Comment by srndsnd
Comment by srndsnd 10 months ago
To me, what's missing from that set of recommendations is some method to increase the liability of companies who mishandle user data.
It is insane to me that I can be notified via physical mail of months old data breaches, some of which contained my Social Security number, and that my only recourse is to set credit freezes from multiple credit bureaus.
I agree. Let me tell you about what just happened to me. After a very public burnout and spiral, a friend rescued me and I took a part time gig helping a credit card processing company. About 2 months ago, the owner needed something done while I was out, and got their uber driver to send an email. They emailed the entire customer database, including bank accounts, socials, names, addresses, finance data, to a single customer. When I found out, (was kept hidden from me for 11 days) I said "This is a big deal, here are all the remediations and besides PCI we have 45 days by law to notify affected customers." The owner said "we aren't going to do that", and thus I had to turn in my resignation and am now unemployed again.

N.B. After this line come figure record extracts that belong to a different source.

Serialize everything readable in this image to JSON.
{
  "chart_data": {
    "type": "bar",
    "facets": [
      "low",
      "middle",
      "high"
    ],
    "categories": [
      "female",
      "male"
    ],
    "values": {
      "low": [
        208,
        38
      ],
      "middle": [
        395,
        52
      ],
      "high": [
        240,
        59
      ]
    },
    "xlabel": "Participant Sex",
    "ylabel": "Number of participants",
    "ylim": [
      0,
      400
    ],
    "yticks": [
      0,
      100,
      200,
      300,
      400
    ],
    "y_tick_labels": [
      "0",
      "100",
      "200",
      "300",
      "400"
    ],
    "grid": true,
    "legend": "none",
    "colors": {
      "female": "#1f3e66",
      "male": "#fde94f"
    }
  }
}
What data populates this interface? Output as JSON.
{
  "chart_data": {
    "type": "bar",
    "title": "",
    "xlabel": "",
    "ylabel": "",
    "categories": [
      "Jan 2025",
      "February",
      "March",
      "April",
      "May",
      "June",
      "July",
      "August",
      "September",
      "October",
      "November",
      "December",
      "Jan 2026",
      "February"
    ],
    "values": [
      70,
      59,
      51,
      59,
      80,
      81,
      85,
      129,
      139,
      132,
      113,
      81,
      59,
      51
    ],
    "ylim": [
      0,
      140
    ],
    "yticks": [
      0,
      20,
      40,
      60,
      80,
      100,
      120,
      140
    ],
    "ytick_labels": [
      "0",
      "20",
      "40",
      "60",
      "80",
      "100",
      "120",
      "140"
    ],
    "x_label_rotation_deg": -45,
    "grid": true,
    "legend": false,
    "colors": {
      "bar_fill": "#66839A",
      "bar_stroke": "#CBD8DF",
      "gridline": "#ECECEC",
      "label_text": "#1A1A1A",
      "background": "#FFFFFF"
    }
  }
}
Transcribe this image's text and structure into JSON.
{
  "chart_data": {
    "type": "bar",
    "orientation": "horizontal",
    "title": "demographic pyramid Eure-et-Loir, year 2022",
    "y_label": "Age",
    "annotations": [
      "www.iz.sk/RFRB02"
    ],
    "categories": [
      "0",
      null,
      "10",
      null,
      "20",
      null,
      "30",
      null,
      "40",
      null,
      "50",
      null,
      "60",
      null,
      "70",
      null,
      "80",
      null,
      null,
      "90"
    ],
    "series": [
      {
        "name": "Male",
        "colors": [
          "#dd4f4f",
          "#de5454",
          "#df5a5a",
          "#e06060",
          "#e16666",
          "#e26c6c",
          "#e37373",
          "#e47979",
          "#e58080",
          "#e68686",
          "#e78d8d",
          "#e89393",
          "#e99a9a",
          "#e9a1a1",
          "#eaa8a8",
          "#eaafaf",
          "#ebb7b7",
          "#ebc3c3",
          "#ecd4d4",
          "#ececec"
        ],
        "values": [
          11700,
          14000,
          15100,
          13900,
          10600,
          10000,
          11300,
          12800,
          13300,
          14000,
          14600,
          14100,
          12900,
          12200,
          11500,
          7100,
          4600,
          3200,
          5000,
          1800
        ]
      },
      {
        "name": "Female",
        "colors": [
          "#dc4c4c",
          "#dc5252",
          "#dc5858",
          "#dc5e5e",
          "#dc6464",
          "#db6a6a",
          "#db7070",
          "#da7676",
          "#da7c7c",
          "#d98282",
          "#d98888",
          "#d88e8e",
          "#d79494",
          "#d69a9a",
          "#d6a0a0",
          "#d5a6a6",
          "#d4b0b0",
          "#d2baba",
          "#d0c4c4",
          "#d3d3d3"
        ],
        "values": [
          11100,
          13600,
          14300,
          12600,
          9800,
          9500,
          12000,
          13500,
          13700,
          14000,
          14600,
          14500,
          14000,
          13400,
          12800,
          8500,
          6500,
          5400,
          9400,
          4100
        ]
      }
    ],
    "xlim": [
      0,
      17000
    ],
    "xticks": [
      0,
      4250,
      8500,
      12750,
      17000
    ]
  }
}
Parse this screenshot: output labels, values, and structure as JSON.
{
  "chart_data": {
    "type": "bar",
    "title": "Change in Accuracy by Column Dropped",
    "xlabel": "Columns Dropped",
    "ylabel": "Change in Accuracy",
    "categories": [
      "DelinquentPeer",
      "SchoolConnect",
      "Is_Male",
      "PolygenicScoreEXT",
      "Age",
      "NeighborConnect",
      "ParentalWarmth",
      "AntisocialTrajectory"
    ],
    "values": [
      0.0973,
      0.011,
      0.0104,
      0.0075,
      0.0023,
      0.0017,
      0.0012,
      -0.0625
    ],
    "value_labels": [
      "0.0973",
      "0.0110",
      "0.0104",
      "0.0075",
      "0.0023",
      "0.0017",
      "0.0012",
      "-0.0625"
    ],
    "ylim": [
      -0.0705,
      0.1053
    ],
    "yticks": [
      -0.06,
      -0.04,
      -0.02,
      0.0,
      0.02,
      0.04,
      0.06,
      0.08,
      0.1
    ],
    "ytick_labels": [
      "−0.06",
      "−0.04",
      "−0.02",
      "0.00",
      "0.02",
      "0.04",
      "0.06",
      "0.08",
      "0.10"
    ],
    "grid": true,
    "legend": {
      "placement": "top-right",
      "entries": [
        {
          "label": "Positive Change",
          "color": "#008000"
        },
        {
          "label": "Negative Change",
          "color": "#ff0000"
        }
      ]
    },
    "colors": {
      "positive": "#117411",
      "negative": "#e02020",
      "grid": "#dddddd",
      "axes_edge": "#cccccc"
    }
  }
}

So me trying to do the right thing, am now scrambling for work, while the offender pretends nothing happened while potentially violating the entire customer base, and will likely suffer no penalty unless I report it to PCI, which I would get no reward for.
Why is it everywhere I go management is always doing shady stuff. I just want to do linuxy/datacentery things for someone who's honest... /cry
My mega side project isn't close enough to do a premature launch yet. Despite my entire plan being to forgo VC/investors, I'm now considering compromising.